Associar a Beata a Santa Maria da Feira
Além da muito esperada comercialização ao público, esta dupla de engenheiros electrotécnicos tem como grande objectivo que as pessoas, ao ouvirem falar da Beata, a associem directamente a Santa Maria da Feira. Ambos revelam que, dos estudos que têm feito, concluíram que os países que não são desenvolvidos em vinho, desenvolvem a sua cerveja. Em Portugal, acontece o contrário. Ao existir uma enorme cultura do vinho, a cultura cervejeira ficou um pouco estagnada. "A nossa ideia, nesta primeira fase, é que associem a Beata à nossa região.

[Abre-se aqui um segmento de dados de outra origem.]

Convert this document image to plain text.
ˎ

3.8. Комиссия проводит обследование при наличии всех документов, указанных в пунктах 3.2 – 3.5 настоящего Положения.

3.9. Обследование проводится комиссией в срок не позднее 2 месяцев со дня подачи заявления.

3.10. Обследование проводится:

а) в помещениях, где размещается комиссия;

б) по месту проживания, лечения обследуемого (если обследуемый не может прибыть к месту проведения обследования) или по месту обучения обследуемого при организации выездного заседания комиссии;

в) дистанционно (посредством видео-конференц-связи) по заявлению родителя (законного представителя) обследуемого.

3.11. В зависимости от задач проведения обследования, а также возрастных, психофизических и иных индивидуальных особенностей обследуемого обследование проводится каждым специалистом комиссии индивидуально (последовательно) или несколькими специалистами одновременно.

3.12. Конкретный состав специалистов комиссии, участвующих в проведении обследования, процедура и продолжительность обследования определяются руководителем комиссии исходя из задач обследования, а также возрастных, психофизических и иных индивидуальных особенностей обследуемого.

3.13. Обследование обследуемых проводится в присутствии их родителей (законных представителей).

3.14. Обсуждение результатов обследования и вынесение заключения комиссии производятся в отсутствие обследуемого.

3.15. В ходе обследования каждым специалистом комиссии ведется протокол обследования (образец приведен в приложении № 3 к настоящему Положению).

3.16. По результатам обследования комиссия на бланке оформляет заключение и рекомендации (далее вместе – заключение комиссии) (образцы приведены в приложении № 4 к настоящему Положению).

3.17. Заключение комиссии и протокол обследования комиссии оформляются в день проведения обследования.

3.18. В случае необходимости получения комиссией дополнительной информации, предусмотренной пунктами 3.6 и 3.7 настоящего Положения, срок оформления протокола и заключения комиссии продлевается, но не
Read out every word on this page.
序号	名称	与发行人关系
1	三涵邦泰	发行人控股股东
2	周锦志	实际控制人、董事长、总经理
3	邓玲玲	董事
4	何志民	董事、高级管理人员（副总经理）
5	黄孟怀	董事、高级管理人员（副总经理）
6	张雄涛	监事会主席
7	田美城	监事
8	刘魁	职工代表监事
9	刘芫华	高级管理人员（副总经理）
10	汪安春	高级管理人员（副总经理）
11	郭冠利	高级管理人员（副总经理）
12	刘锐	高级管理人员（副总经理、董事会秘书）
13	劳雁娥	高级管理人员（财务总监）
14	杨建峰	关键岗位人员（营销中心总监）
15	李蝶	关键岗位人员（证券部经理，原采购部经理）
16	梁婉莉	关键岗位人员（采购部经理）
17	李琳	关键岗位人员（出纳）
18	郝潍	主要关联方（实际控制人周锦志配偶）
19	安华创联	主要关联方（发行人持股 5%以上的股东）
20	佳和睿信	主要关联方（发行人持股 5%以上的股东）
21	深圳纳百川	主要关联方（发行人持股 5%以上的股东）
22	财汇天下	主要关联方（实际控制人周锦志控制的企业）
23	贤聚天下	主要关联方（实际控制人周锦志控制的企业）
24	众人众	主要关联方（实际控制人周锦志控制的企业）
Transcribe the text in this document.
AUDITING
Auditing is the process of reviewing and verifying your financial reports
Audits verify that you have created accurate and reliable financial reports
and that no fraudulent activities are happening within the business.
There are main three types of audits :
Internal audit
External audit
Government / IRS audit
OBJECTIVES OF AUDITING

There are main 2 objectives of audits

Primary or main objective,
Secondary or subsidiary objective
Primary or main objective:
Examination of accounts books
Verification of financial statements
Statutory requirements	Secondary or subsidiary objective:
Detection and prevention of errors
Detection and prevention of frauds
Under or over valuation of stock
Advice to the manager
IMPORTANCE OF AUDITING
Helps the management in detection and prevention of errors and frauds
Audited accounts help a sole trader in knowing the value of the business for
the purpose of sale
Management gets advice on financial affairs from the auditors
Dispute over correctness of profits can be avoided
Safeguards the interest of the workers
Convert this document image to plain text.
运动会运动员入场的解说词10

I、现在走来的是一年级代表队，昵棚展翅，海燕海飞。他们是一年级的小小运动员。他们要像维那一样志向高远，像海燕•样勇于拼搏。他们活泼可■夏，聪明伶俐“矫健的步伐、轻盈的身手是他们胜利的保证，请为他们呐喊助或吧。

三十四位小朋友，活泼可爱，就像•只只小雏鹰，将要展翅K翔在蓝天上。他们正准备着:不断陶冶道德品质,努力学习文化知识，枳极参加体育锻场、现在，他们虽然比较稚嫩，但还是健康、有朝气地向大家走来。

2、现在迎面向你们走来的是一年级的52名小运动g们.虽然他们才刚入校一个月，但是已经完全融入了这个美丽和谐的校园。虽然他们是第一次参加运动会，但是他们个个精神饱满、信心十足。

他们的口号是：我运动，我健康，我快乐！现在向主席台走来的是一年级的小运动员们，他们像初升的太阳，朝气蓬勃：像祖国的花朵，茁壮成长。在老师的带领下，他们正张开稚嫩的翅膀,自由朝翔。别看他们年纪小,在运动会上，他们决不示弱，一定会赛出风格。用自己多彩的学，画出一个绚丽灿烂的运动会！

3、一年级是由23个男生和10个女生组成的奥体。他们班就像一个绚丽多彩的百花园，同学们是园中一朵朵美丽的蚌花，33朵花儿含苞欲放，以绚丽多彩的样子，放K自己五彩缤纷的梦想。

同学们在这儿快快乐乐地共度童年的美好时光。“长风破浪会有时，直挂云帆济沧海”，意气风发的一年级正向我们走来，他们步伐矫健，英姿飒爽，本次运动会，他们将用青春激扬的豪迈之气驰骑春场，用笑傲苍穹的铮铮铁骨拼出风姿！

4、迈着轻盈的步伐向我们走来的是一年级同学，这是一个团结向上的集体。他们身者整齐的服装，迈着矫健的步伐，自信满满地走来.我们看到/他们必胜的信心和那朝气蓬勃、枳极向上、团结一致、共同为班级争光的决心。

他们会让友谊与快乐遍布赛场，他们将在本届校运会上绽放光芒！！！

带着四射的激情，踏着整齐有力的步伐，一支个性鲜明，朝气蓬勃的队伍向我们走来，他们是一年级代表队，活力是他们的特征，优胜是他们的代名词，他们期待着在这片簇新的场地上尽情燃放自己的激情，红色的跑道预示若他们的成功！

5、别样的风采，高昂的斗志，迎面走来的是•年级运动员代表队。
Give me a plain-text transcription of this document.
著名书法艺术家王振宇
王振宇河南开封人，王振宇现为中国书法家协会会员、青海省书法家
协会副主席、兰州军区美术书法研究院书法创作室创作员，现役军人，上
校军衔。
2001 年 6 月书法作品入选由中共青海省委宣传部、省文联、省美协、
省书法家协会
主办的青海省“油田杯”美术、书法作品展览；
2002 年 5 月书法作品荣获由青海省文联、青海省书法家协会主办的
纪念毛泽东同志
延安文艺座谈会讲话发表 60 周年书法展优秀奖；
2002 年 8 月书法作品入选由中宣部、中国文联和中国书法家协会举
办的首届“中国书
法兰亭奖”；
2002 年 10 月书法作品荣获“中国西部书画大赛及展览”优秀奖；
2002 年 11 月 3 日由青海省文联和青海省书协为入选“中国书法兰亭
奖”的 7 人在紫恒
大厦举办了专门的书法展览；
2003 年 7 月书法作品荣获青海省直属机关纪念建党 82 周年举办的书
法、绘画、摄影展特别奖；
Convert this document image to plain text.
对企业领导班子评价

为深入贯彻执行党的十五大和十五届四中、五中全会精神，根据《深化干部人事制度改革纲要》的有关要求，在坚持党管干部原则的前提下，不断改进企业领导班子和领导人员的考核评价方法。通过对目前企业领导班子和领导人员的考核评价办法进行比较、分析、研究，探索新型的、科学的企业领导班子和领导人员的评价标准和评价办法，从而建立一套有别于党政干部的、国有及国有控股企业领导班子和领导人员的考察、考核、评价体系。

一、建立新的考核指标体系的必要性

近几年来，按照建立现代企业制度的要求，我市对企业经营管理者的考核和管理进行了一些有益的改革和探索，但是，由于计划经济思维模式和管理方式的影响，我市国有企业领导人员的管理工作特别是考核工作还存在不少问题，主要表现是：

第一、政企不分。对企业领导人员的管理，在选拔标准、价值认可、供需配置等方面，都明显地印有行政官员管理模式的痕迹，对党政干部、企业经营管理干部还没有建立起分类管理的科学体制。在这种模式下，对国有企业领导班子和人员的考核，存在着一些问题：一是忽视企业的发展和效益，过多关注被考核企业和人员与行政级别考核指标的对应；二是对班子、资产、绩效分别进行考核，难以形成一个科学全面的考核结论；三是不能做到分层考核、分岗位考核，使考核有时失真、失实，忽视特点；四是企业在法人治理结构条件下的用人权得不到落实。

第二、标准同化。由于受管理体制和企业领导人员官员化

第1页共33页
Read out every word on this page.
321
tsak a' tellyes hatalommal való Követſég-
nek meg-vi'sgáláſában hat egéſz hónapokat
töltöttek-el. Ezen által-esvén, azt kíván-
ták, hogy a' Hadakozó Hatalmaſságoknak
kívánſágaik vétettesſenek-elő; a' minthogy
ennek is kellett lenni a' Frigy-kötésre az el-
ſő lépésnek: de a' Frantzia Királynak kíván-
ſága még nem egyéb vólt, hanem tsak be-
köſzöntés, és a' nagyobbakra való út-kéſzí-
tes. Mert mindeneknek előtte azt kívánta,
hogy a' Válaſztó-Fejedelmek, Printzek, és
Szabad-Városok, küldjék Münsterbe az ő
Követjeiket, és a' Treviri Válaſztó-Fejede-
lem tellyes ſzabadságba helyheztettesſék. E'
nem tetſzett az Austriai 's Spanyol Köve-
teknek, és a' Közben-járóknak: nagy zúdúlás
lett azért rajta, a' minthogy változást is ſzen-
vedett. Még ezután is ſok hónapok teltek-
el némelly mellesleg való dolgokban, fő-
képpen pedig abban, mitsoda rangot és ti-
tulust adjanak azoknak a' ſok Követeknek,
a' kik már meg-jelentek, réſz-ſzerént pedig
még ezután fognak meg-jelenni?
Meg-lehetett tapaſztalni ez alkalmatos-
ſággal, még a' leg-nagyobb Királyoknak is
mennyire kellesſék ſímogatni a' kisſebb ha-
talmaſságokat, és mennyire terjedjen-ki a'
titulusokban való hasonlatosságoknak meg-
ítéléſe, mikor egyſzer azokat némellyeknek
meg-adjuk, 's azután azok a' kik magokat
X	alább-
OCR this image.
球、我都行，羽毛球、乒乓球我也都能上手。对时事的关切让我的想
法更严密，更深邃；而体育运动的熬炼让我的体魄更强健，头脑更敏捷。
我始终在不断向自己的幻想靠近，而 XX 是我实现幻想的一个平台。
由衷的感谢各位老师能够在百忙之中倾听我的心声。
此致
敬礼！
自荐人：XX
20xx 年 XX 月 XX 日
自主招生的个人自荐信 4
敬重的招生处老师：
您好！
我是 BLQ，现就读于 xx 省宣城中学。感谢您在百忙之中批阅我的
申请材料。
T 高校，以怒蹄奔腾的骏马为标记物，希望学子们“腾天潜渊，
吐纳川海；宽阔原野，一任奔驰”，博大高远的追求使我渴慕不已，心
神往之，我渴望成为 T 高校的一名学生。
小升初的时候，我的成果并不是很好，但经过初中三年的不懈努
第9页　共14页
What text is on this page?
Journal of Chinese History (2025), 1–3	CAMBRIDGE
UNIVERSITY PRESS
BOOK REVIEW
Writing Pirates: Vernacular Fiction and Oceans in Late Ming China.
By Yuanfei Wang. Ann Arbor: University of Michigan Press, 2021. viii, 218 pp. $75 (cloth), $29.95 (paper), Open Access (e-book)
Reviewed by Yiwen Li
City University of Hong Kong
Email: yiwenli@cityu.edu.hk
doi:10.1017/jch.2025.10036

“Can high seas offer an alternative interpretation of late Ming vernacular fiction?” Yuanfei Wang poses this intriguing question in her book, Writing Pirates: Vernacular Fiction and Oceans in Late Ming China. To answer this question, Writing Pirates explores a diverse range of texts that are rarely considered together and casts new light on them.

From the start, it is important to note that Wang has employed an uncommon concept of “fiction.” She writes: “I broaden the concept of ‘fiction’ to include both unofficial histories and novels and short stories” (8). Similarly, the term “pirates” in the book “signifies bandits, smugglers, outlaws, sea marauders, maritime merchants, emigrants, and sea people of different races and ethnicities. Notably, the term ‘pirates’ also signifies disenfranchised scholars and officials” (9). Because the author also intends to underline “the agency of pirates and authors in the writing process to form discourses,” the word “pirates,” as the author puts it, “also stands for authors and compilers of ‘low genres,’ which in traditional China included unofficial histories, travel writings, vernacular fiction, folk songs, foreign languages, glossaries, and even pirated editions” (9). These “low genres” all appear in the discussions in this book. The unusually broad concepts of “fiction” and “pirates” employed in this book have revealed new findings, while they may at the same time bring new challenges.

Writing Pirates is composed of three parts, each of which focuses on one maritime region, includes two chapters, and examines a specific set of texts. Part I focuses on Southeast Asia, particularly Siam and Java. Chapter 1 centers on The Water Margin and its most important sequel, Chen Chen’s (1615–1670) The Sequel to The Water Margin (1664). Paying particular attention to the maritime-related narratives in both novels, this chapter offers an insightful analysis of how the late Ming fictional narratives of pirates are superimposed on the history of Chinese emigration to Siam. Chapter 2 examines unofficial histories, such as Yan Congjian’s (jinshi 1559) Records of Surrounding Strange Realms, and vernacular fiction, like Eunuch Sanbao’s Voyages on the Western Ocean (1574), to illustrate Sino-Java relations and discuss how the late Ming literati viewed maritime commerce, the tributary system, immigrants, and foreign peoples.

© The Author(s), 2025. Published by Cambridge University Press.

Gostávamos de começar por cá e esse será o nosso objectivo, sem nunca fechar as portas a ninguém, naturalmente", declaram.

Apesar dejá terem marcado presença em encontros e feiras de produtores de cerveja artesanal, e não só, Sérgio Sousa destaca a importância e necessidade de participarem como produtores. "Queremos participar em feiras e encontros nacionais, mas queremos estar completamente legais. Ainda há pouco tempo estivemos no Pátio da Cerveja em Lisboa. É nestes sítios que se trocam impressões. É importante participar como consumidor e será também bastante importante participar como produtor", afirma.


"Se existe um vinho casa, porque não uma cerveja?" - Hugo Lopes atira a pergunta para o ar, traçando mais um objectivo para a Beata. "É possível porque temos a vantagem de conseguir produzir quantidades específicas de cerveja. Era apenas uma questão de adequarmos o rótulo à identidade", sugere. Em tom de conclusão, revela que "o feedback daqueles quejá provaram a Beata é positivo" e que, de todas as críticas, tentam "filtrar aquilo que interessa" com o objectivo de melhorarem os seus lotes.